(ConcernedPatriot.com) – State officials are raising the alarm about the appearance of hazardous “Frankenstein” opioids, which are more potent than fentanyl and are swiftly spreading throughout the country.
Ashley Moody, the attorney general of Florida, is advocating for new legislation to include “nitazene compounds,” also referred to as “Frankenstein” opioids, on the state’s Schedule I list of controlled substances.
This classification would identify the drugs as having a high potential for abuse and no recognized medical use.
“Last week, Moody spoke to Fox News Digital, saying, “The hazardous nitazene compounds were temporarily added to the Schedule I prohibited substance list under an emergency rule that I approved last year. I am happy to declare that I support SB 736, which will indefinitely add these incredibly lethal medications to the Schedule I list.”
“Years ago, I issued a warning about the lethal potential of one fentanyl-laced pill, but with some of these nitazene compounds, the message has changed to one pill will kill. All Floridians should be made aware that using any illegal substance only once could result in their death,” she said.
Last year, I signed an emergency rule temporarily adding nitazenes, also known as Frankenstein opioids, to FL’s list of Schedule I controlled substances. This legislative session, I will work with lawmakers to permanently ban these deadly drugs.https://t.co/ivNpV9NBGj pic.twitter.com/mmasmT1mGh
— AG Ashley Moody (@AGAshleyMoody) February 23, 2023
According to Moody’s office, substances like isotonitazene, also called “ISO,” are “much more potent than fentanyl.”
In Florida, nitazene incidents were first noted in 2020. The Florida Department of Law Enforcement pointed out 140 cases of narcotics being discovered in the state in 2022. There have been 34 incidents thus far in 2023.
The nitazene compounds, which come in various forms, including powder, liquid, and counterfeit pills, are frequently found combined with other narcotics, including fentanyl, cocaine, heroin, and others, creating a lethal combination.
Ohio initially issued a warning about substances last April that could be up to “40 times” as potent as fentanyl.
Attorney General of Ohio Dave Yost remarked,
“Frankenstein opioids are even more dangerous than the substances presently responsible for so many overdose deaths.” “These new risks must be taken seriously by law enforcement and the general public.”
According to reports, nitazene medicines have been discovered nationwide, from San Francisco to the mid-Atlantic.
Jason Miyares, the attorney general of Virginia, told Fox News Digital that if action isn’t taken right away, “Frankenstein” opioids will have a “devastating” impact on Virginians.
Miyares said, “It is no secret that the opioid epidemic has ruined communities across the country, including several towns in Virginia. The newest variety of opioids, known as “Frankenstein” drugs, are even more deadly than the extremely lethal and potent fentanyl and will undoubtedly have disastrous effects on Virginians if we do not act quickly and decisively.”
In addition to continuing the “One Pill Can Kill” campaign across the state, Miyares leads a coalition of 21 state attorneys calling the Biden administration to designate drug cartels as “Foreign Terrorist Organizations.”

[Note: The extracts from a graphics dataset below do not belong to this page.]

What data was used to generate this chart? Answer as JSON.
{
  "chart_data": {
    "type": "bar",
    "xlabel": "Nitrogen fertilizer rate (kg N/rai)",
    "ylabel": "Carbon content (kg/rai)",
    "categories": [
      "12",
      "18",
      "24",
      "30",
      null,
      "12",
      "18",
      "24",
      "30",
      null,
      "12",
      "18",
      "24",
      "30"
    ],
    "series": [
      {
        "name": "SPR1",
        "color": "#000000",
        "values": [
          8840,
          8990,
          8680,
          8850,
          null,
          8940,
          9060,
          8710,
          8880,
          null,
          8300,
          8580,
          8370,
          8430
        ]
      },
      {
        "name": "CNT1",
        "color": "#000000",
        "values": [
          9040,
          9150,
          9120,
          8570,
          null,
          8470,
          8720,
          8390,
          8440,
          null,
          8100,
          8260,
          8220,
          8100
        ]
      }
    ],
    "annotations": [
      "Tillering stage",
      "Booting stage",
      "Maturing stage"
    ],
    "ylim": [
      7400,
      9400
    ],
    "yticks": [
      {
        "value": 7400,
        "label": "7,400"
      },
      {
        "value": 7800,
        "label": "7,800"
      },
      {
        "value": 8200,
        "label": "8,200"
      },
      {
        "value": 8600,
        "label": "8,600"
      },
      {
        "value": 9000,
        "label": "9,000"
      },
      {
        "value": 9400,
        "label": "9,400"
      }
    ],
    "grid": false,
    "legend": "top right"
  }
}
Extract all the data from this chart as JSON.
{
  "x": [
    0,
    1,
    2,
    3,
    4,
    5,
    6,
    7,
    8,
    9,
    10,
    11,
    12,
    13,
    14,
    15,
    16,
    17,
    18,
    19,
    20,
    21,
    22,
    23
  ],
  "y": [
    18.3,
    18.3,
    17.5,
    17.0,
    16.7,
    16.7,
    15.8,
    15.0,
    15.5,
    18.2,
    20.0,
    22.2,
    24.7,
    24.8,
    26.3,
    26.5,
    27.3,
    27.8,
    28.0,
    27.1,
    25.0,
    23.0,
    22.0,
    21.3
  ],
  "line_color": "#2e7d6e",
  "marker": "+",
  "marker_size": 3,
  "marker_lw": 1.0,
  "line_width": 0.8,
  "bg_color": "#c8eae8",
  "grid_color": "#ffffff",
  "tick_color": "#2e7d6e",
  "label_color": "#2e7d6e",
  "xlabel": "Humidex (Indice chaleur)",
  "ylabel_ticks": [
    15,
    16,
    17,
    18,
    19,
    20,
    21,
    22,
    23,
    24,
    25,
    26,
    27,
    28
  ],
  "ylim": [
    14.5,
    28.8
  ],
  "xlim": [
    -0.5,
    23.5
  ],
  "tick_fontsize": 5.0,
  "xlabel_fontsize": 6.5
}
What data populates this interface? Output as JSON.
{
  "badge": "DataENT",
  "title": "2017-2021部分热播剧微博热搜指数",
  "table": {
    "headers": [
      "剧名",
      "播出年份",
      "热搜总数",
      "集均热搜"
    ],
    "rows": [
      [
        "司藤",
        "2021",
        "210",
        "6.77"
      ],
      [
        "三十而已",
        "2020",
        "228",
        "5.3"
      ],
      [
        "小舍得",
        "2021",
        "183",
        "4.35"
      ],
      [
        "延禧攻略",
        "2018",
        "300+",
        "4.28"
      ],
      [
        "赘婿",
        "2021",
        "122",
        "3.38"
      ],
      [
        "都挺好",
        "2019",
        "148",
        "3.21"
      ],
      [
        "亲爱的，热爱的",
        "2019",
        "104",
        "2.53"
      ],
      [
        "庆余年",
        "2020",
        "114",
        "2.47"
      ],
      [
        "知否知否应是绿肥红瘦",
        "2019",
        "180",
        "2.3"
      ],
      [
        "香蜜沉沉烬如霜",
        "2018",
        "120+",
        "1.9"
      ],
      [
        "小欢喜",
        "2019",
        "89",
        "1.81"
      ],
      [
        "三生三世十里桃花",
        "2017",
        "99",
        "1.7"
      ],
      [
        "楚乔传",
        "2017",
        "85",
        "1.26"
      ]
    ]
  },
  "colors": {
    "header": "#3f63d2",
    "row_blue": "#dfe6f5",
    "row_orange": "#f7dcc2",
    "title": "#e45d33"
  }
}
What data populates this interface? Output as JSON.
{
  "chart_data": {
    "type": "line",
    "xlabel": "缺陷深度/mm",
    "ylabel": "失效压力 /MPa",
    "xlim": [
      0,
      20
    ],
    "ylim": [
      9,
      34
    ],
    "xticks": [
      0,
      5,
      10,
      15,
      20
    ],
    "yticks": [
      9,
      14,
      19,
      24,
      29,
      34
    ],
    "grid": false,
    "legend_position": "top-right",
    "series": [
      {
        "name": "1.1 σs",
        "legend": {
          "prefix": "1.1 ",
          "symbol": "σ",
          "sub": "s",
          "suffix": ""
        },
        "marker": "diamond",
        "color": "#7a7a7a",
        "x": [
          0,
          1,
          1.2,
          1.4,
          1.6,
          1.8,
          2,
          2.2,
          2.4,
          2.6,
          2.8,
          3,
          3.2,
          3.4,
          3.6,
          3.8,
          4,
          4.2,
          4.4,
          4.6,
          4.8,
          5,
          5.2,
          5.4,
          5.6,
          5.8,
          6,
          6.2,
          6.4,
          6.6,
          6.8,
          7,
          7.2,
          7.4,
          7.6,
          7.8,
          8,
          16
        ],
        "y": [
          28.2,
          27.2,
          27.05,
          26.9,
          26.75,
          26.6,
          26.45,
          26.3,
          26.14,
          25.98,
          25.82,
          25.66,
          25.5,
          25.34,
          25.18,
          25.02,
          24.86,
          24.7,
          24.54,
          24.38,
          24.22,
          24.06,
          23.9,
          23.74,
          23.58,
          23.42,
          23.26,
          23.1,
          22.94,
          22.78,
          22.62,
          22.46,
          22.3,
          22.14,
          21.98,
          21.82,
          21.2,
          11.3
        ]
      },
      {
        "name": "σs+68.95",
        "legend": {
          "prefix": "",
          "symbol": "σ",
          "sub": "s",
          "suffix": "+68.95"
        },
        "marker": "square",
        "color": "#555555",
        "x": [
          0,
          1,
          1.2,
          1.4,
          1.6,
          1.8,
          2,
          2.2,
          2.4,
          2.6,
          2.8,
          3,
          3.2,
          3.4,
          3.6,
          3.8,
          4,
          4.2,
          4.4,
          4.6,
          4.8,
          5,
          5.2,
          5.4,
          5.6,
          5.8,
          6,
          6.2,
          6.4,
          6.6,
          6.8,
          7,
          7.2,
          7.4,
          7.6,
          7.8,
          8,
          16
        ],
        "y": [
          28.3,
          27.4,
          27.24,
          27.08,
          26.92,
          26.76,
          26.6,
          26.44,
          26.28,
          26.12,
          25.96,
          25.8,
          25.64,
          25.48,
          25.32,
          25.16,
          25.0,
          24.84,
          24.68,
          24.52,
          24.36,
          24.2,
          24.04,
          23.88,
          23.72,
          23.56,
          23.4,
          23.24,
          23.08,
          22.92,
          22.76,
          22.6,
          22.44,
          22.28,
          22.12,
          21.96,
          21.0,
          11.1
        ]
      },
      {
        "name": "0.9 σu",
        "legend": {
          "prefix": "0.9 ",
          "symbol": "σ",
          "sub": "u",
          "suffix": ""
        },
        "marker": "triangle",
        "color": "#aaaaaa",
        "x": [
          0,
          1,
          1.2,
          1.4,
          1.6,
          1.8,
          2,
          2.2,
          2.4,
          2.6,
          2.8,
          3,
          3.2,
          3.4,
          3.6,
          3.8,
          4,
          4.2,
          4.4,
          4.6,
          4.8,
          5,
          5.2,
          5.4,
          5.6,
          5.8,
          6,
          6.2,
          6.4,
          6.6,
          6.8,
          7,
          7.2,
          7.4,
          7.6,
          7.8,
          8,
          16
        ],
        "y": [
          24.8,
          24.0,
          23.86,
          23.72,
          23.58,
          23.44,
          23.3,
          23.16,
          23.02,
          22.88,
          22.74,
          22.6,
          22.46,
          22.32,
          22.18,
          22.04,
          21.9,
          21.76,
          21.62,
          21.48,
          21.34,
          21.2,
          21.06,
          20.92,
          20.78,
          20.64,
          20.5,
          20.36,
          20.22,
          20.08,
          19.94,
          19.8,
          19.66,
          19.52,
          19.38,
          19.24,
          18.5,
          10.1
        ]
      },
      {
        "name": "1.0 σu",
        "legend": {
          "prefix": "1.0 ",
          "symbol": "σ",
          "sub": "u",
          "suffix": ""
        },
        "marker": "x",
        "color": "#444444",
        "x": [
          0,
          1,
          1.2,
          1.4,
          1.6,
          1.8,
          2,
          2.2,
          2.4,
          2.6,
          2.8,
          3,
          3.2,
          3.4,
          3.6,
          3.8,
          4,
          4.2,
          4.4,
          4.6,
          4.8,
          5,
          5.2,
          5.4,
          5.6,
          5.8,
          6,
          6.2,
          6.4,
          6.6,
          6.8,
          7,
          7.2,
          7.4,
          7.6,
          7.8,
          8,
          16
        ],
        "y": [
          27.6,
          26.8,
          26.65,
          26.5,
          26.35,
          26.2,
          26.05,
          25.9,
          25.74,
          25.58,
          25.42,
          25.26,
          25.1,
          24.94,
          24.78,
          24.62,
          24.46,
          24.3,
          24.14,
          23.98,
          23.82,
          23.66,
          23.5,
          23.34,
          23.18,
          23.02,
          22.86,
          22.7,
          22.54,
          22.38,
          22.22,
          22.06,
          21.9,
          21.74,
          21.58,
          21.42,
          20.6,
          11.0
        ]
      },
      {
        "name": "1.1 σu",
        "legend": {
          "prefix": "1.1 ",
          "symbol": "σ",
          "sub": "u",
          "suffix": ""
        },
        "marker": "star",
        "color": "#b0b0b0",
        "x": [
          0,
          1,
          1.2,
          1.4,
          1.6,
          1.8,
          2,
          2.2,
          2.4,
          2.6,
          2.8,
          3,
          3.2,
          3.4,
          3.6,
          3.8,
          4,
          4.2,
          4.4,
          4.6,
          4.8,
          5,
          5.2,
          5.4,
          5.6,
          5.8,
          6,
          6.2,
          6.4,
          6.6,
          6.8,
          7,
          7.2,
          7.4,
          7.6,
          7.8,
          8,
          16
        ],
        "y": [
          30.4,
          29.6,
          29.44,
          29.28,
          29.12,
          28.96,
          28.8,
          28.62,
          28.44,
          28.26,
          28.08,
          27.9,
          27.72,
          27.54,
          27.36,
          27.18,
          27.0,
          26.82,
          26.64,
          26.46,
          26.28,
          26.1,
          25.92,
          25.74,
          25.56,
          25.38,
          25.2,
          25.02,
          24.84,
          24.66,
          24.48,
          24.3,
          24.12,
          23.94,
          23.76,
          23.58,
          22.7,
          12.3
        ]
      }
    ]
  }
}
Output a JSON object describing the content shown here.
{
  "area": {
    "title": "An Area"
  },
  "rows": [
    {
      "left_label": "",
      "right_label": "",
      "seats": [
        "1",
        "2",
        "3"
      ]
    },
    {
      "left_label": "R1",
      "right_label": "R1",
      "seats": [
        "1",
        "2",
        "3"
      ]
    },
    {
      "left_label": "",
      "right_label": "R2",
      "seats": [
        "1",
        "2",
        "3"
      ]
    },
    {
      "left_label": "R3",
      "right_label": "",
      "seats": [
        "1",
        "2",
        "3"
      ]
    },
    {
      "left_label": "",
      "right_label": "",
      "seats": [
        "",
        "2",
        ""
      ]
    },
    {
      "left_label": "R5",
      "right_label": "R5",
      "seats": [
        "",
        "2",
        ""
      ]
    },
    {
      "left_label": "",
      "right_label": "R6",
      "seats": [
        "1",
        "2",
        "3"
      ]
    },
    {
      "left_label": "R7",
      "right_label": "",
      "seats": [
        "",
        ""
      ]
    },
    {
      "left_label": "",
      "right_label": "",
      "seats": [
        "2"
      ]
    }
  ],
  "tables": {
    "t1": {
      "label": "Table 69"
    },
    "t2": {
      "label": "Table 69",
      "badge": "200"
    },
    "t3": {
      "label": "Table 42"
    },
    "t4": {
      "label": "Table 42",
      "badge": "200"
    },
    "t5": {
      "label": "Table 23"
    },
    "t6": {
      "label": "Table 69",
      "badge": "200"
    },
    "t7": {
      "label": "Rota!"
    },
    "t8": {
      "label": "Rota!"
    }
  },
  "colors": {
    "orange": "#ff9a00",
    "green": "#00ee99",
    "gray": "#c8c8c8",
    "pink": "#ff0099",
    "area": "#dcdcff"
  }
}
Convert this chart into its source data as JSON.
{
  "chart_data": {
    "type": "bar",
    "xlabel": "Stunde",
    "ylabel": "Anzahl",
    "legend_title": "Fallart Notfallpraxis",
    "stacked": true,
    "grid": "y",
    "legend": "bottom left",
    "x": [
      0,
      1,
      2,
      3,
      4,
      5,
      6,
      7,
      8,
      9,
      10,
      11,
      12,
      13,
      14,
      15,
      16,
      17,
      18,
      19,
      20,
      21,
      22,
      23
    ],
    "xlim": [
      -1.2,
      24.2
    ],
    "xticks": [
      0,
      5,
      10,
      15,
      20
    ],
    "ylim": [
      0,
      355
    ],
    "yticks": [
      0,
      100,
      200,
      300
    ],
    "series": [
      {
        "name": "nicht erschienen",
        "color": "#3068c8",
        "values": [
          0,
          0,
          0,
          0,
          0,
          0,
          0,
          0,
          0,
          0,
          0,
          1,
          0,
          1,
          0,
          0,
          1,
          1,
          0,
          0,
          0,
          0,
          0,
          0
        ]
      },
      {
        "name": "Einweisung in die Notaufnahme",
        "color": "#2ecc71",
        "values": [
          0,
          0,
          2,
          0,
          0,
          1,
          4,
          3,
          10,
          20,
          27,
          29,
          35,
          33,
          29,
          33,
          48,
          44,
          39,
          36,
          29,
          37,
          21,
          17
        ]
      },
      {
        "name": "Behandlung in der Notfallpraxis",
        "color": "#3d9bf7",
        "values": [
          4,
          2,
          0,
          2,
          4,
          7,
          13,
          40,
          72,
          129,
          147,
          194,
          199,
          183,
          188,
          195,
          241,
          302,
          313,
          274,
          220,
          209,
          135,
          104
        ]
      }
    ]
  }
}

The Drug Enforcement Administration (DEA) warned about the rise of “ISO,” in particular to citizens of the Washington, D.C., metropolitan area in June 2022.
“This hazardous substance was first discovered in the Midwest in 2019 and has since spread to the Southern states and, more recently, down the Eastern seaboard.
ISO is sold as other drugs and is mixed with them to increase their potency and reduce the cost of production. It is more potent than heroin and morphine (which is similar to fentanyl).”
The DEA cautioned that the substance “may and has resulted in fatal overdoses in unsuspecting victims.”
Although nitazene instances are “still relatively rare,” the organization also stated that law enforcement officials advise authorities and the general public to watch for the appearance of these chemicals.
The Centers for Disease Control and Prevention (CDC) report that a record-breaking 108,000 Americans died from overdoses in 2022.